Hurricane season runs from June 1 through the end of November with the hot time being mid-September through mid-October. However, as we all know, Mother Nature is pretty unpredictable. Hurricane Sandy made landfall in late October of 2012, devastating the East Coast. Some hurricane seasons are worse than others. 2005 saw 28 hurricanes while 2000 saw 15.
So, when planning do you avoid heading to the Caribbean or the Sunshine State during hurricane season and steer clear of New England during winter in case of a blizzard? Most people would say no. Yet, if Mother Nature does stir up a hurricane or drop a mountain of snow on your vacation spot,what do you do ?
Take a Deep Breath
Sure, you’ve been planning and planning for the ultracool getaway to the Caribbean or that Disney cruise to the Bahamas.
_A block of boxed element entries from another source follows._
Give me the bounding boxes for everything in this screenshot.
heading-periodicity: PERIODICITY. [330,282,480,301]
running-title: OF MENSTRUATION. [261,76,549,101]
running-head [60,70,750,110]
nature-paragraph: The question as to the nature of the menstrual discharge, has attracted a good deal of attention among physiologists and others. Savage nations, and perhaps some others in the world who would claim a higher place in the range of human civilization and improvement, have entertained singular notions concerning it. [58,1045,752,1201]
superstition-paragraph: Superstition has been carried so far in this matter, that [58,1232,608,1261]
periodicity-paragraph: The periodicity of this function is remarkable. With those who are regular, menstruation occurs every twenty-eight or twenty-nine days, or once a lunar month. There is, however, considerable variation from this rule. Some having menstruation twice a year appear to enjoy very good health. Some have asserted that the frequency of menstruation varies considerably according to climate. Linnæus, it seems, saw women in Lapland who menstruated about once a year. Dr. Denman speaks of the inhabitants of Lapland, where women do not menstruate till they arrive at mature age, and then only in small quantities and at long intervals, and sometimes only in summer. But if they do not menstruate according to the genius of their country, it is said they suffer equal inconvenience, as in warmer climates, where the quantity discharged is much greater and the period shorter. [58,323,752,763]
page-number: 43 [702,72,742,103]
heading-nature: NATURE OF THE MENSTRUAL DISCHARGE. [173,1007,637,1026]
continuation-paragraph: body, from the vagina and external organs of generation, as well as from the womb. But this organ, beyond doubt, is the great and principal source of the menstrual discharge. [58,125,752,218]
However, if there’s a hurricane coming, it’s the last place you want to be. Sorting through all of the cancellations and finding out if you can get a full or partial refund is going to take patience and time. So count to ten and breathe deeply.
Contact your Travel Agent
If you booked your trip through a travel agent or site like Expedia, your first step is to contact them. Typically, they handle the rest. If you made the travel arrangements , you will have your work cut out for you. First off, contact the airline and then work down the list through rental cars, hotel accommodations and more.
In some cases, you may be able to get a full or partial refund. However, it all depends on how you booked your trip. If you made a reservation without putting a deposit, normally you can cancel without a penalty. For folks that paid in full for a discount on a booking website, you may not be eligible for a refund in many cases. Most all-inclusive offers will include an addendum that may allow you to reschedule or see you as eligible for a partial refund. Some hotels and resorts have an ‘act of God’ clause in the contract that gets them off the hook for most natural disasters like hurricanes.Make sure to always read the fine print.
Should you buy it? Well, if you purchase travel insurance before the Weather Channel starts hyping that potential hurricane that will hit Orlando, you’re in luck, especially if your vacation destination is deemed unsafe. However, if you buy travel insurance after the bad weather makes the news, you are sunk. They won’t pay.Travel insurance also will not pay out if your hotel reopens and the surrounding area is still in shambles.
When Mother Nature wreaks havoc, many cruise lines try and steer you down a different path. You may still get your cruise, it just may not be where you originally planned. If your cruise is canceled outright, cruise lines typically give a full refund and offer you an incentive for booking another cruise by offering a discount on that outing.
Every airline is different. Some carriers may waive fees if you rebook a trip to a different destination by a certain deadline others may not. Contact your travel agent if you booked your flight through them. They can usually go to bat for you with airlines. If you’ve exhausted all other avenues, see what your credit card company can do for you.
Do Something Else
Kids aren’t the only ones that look forward to vacations. Everyone does. Sometimes it’s the thought of that ski trip or the trek around Ireland that gets folks through the dark days. So, if your vacation dream has been dealt a major setback due to the first major blizzard to hit Nashville in a hundred years, don’t let it beat you. Do what you need to do regarding the necessary cancellations and then go somewhere.
If your Caribbean cruise got sunk, book an Alaskan cruise instead. Even a getaway on a smaller scale can be rejuvenating. And remember you wouldn’t have wanted to be holed up in a hotel or stuck in an airport in the middle of a hurricane or a blizzard anyway, especially with kids in tow.